Das Antikwerk – es ist auf eine besondere Weise eine Art Gesamtkunstwerk. Unter den Dächern des Anwesens aus dem 18. Jahrhundert nisten Schwalben und Turmfalken, die Wiesen rund um den Hof wachsen „naturbelassen“, wie man das heute oft gerne umschreibt. Im Café des Antikwerks genießen viele diese besondere Atmosphäre. „Viele kommen beispielsweise aus Ulm zu uns. In der Stadt wohnen, aber das Land genießen – das ist ein starker Trend“, betont Marc Pollack.
Und das Antikwerk ist weit mehr als ein Café. Die Firma ist auf alte Baumaterialien spezialisiert, vom Jugendstilfenster bis hin zu Land- hausdielen aus dem vorigen Jahrhundert. Pollack und seine Mitarbeiter finden sie beispielsweise in Abrisshäusern und kaufen sie auf. Zwischendurch gibt es dann immer wieder auch eine besondere „Sahnehaube“wie beispielsweise ein altes Schloss in der Schwäbischen Alb zwischen Ehingen und Münsingen. Beim Gedanken an die Funde auf dem Dachboden des Schlosses leuchten Pollacks Augen, aber Details verrät er nicht, Diskretion ist wichtig in diesem Geschäft.
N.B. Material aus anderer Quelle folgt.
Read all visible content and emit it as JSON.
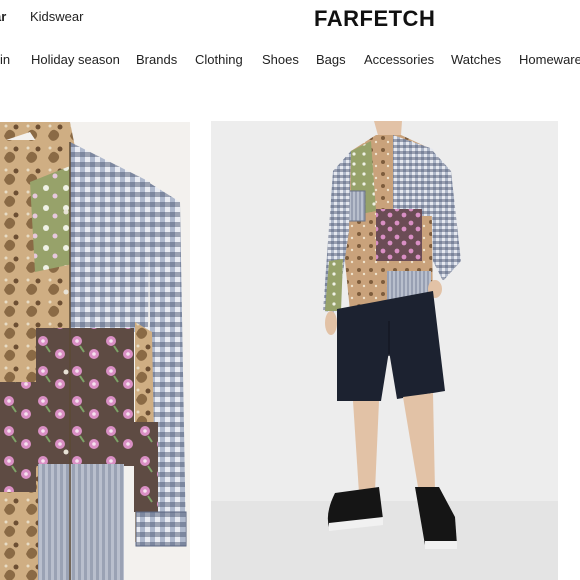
{
  "header": {
    "gender_partial": "ar",
    "gender_kids": "Kidswear",
    "logo": "FARFETCH"
  },
  "nav": {
    "items": [
      {
        "label": "in"
      },
      {
        "label": "Holiday season"
      },
      {
        "label": "Brands"
      },
      {
        "label": "Clothing"
      },
      {
        "label": "Shoes"
      },
      {
        "label": "Bags"
      },
      {
        "label": "Accessories"
      },
      {
        "label": "Watches"
      },
      {
        "label": "Homeware"
      }
    ]
  },
  "product": {
    "images": [
      {
        "subject": "patchwork shirt close-up"
      },
      {
        "subject": "model wearing patchwork shirt and navy shorts"
      }
    ]
  },
  "colors": {
    "paisley": "#c9a477",
    "gingham": "#6f7f9c",
    "floral_dark": "#5b4a45",
    "pink_patch": "#8a5a6e",
    "shorts": "#1c2230",
    "background": "#ededed"
  }
}
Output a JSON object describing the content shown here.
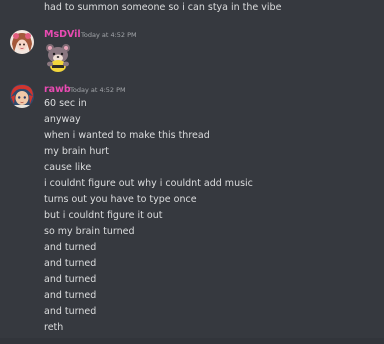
{
  "theme": {
    "background": "#36393f",
    "text": "#dcddde",
    "timestamp": "#a3a6aa",
    "author_msdvil": "#e94bb2",
    "author_rawb": "#e94bb2"
  },
  "messages": {
    "top": {
      "text": "had to summon someone so i can stya in the vibe"
    },
    "msdvil": {
      "author": "MsDVil",
      "timestamp": "Today at 4:52 PM",
      "avatar_icon": "anime-girl-avatar",
      "sticker_icon": "bear-sticker"
    },
    "rawb": {
      "author": "rawb",
      "timestamp": "Today at 4:52 PM",
      "avatar_icon": "anime-boy-avatar",
      "lines": [
        "60 sec in",
        "anyway",
        "when i wanted to make this thread",
        "my brain hurt",
        "cause like",
        "i couldnt figure out why i couldnt add music",
        "turns out you have to type once",
        "but i couldnt figure it out",
        "so my brain turned",
        "and turned",
        "and turned",
        "and turned",
        "and turned",
        "and turned",
        "reth"
      ]
    }
  }
}
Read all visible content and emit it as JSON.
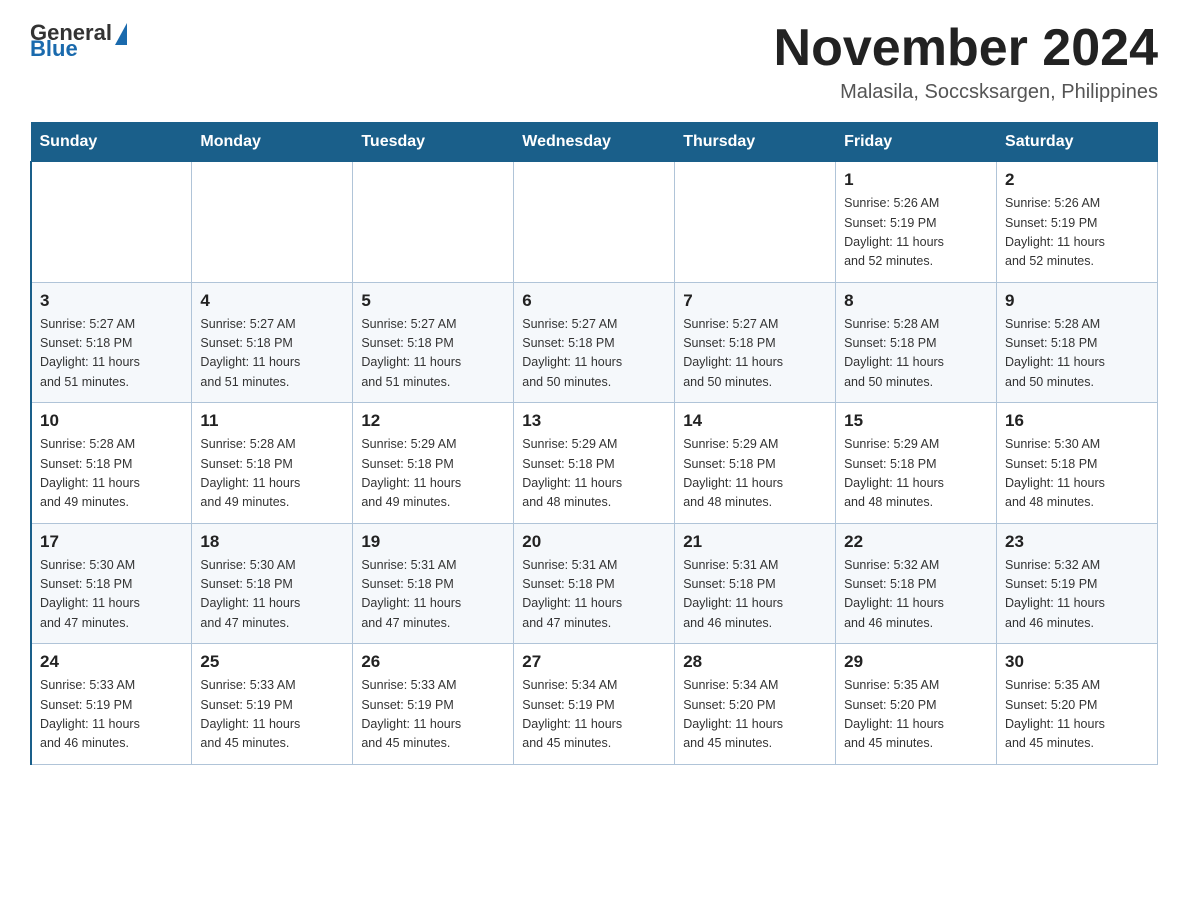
{
  "header": {
    "logo_general": "General",
    "logo_blue": "Blue",
    "title": "November 2024",
    "subtitle": "Malasila, Soccsksargen, Philippines"
  },
  "days_of_week": [
    "Sunday",
    "Monday",
    "Tuesday",
    "Wednesday",
    "Thursday",
    "Friday",
    "Saturday"
  ],
  "weeks": [
    [
      {
        "day": "",
        "info": ""
      },
      {
        "day": "",
        "info": ""
      },
      {
        "day": "",
        "info": ""
      },
      {
        "day": "",
        "info": ""
      },
      {
        "day": "",
        "info": ""
      },
      {
        "day": "1",
        "info": "Sunrise: 5:26 AM\nSunset: 5:19 PM\nDaylight: 11 hours\nand 52 minutes."
      },
      {
        "day": "2",
        "info": "Sunrise: 5:26 AM\nSunset: 5:19 PM\nDaylight: 11 hours\nand 52 minutes."
      }
    ],
    [
      {
        "day": "3",
        "info": "Sunrise: 5:27 AM\nSunset: 5:18 PM\nDaylight: 11 hours\nand 51 minutes."
      },
      {
        "day": "4",
        "info": "Sunrise: 5:27 AM\nSunset: 5:18 PM\nDaylight: 11 hours\nand 51 minutes."
      },
      {
        "day": "5",
        "info": "Sunrise: 5:27 AM\nSunset: 5:18 PM\nDaylight: 11 hours\nand 51 minutes."
      },
      {
        "day": "6",
        "info": "Sunrise: 5:27 AM\nSunset: 5:18 PM\nDaylight: 11 hours\nand 50 minutes."
      },
      {
        "day": "7",
        "info": "Sunrise: 5:27 AM\nSunset: 5:18 PM\nDaylight: 11 hours\nand 50 minutes."
      },
      {
        "day": "8",
        "info": "Sunrise: 5:28 AM\nSunset: 5:18 PM\nDaylight: 11 hours\nand 50 minutes."
      },
      {
        "day": "9",
        "info": "Sunrise: 5:28 AM\nSunset: 5:18 PM\nDaylight: 11 hours\nand 50 minutes."
      }
    ],
    [
      {
        "day": "10",
        "info": "Sunrise: 5:28 AM\nSunset: 5:18 PM\nDaylight: 11 hours\nand 49 minutes."
      },
      {
        "day": "11",
        "info": "Sunrise: 5:28 AM\nSunset: 5:18 PM\nDaylight: 11 hours\nand 49 minutes."
      },
      {
        "day": "12",
        "info": "Sunrise: 5:29 AM\nSunset: 5:18 PM\nDaylight: 11 hours\nand 49 minutes."
      },
      {
        "day": "13",
        "info": "Sunrise: 5:29 AM\nSunset: 5:18 PM\nDaylight: 11 hours\nand 48 minutes."
      },
      {
        "day": "14",
        "info": "Sunrise: 5:29 AM\nSunset: 5:18 PM\nDaylight: 11 hours\nand 48 minutes."
      },
      {
        "day": "15",
        "info": "Sunrise: 5:29 AM\nSunset: 5:18 PM\nDaylight: 11 hours\nand 48 minutes."
      },
      {
        "day": "16",
        "info": "Sunrise: 5:30 AM\nSunset: 5:18 PM\nDaylight: 11 hours\nand 48 minutes."
      }
    ],
    [
      {
        "day": "17",
        "info": "Sunrise: 5:30 AM\nSunset: 5:18 PM\nDaylight: 11 hours\nand 47 minutes."
      },
      {
        "day": "18",
        "info": "Sunrise: 5:30 AM\nSunset: 5:18 PM\nDaylight: 11 hours\nand 47 minutes."
      },
      {
        "day": "19",
        "info": "Sunrise: 5:31 AM\nSunset: 5:18 PM\nDaylight: 11 hours\nand 47 minutes."
      },
      {
        "day": "20",
        "info": "Sunrise: 5:31 AM\nSunset: 5:18 PM\nDaylight: 11 hours\nand 47 minutes."
      },
      {
        "day": "21",
        "info": "Sunrise: 5:31 AM\nSunset: 5:18 PM\nDaylight: 11 hours\nand 46 minutes."
      },
      {
        "day": "22",
        "info": "Sunrise: 5:32 AM\nSunset: 5:18 PM\nDaylight: 11 hours\nand 46 minutes."
      },
      {
        "day": "23",
        "info": "Sunrise: 5:32 AM\nSunset: 5:19 PM\nDaylight: 11 hours\nand 46 minutes."
      }
    ],
    [
      {
        "day": "24",
        "info": "Sunrise: 5:33 AM\nSunset: 5:19 PM\nDaylight: 11 hours\nand 46 minutes."
      },
      {
        "day": "25",
        "info": "Sunrise: 5:33 AM\nSunset: 5:19 PM\nDaylight: 11 hours\nand 45 minutes."
      },
      {
        "day": "26",
        "info": "Sunrise: 5:33 AM\nSunset: 5:19 PM\nDaylight: 11 hours\nand 45 minutes."
      },
      {
        "day": "27",
        "info": "Sunrise: 5:34 AM\nSunset: 5:19 PM\nDaylight: 11 hours\nand 45 minutes."
      },
      {
        "day": "28",
        "info": "Sunrise: 5:34 AM\nSunset: 5:20 PM\nDaylight: 11 hours\nand 45 minutes."
      },
      {
        "day": "29",
        "info": "Sunrise: 5:35 AM\nSunset: 5:20 PM\nDaylight: 11 hours\nand 45 minutes."
      },
      {
        "day": "30",
        "info": "Sunrise: 5:35 AM\nSunset: 5:20 PM\nDaylight: 11 hours\nand 45 minutes."
      }
    ]
  ]
}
In der Werkstätte in Weißenhorn werden die Materialien restauriert und dann im Antikwerk Gut Glaserhof zum Verkauf angeboten. Antike Baumaterialien sind gefragt wie nie, Pollack hat wiederholt von einem richtigen „Hype“gesprochen. Und ein Ende dieses Trends sei nicht absehbar. Warum ist das so? Glatte Oberflächen und Kanten, dazu oft die „Farbe“grau: Von der Bank bis hin zur Arztpraxis sind Raumgestal- tungen dieser Art geradezu inflationär zu finden. Nicht wenige empfinden dies offensichtlich als kalt und steril und möchten in ihrer Wohnung gezielt anders leben. In alten Baumaterialen gibt es sie noch, die Schnörkel und Kurven, die viele als so lebenswarm empfinden.
Was Pollack so alles im Sortiment hat, ist im Antikwerk in einer großen Ausstellung zu sehen: Tische, Türen, Kerzenhalter, Gemälde, Geschirr, kunstvoll verzierte Bilderrahmen, Gartendekorationen und vieles mehr. Im Frühjahr 2018 sollen die Ausstellungsräume komplett umgestaltet werden. Weg von der reinen Ausstellung heißt das Konzept, es sollen gezielt regelrechte Wohn- und Erlebnisräume eingerichtet werden, die sozusagen das „Leben anno dazumal“nachempfinden lassen. Dabei soll auch Altes mit Modernem kombiniert werden. Diese Kombination suchen viele für ihre Wohnung, sagt der 52-jährige Pollack. Auch das Gartencafé soll im Frühjahr 2018 neu gestaltet werden.
Viele Kunden aus dem gesamten süddeutschen Raum kommen inzwischen auf das abgelegene Anwesen. Darunter sind viele Stammkunden, es ist eine „regelrechte Szene“geworden.
Im Antikwerk Gut Glaserhof können die Kunden eine ungewöhnliche Zeitreise erleben. 1742 ließ der Abt des Klosters Roggenburg das Anwesen zwischen Deisenhausen und Ingstetten als Sommersitz erbauen. Schließlich erwarb das Haus des Prinzen von Hohenlohe das Anwesen. Ende der 90er Jahre wurde der aus dem norddeutschen Oldenburg stammende und in Weißenhorn aufgewachsene Marc Pollack auf das Gebäude aufmerksam, das damals schon seit Jahren leer stand.
Der gelernte Schreiner spürte, dass er hier einen Lebenstraum verwirklichen könnte. 1998 pachtete er den Hof und baute im Lauf der folgenden Jahre das Antikwerk Gut Glaserhof auf. Pollack spricht immer wieder von „Erlebniseinkauf“. Das verbinden viele auch mit den zahlreichen kulturellen Veranstaltungen wie etwa Ausstellungen und Konzerte, die es hier gibt. Häufig kommen auch Radler oder Wanderer zum Antikwerk. Die Gegend mit dem Roggenburger Wald als Herzstück ist bei ihnen beliebt, nicht weit entfernt sind der Oberrieder Weiher und der Oberegger Stausee. Irgendwie gehört wohl auch diese Landschaft zum Gesamtkunstwerk Antikwerk Gut Glaserhof.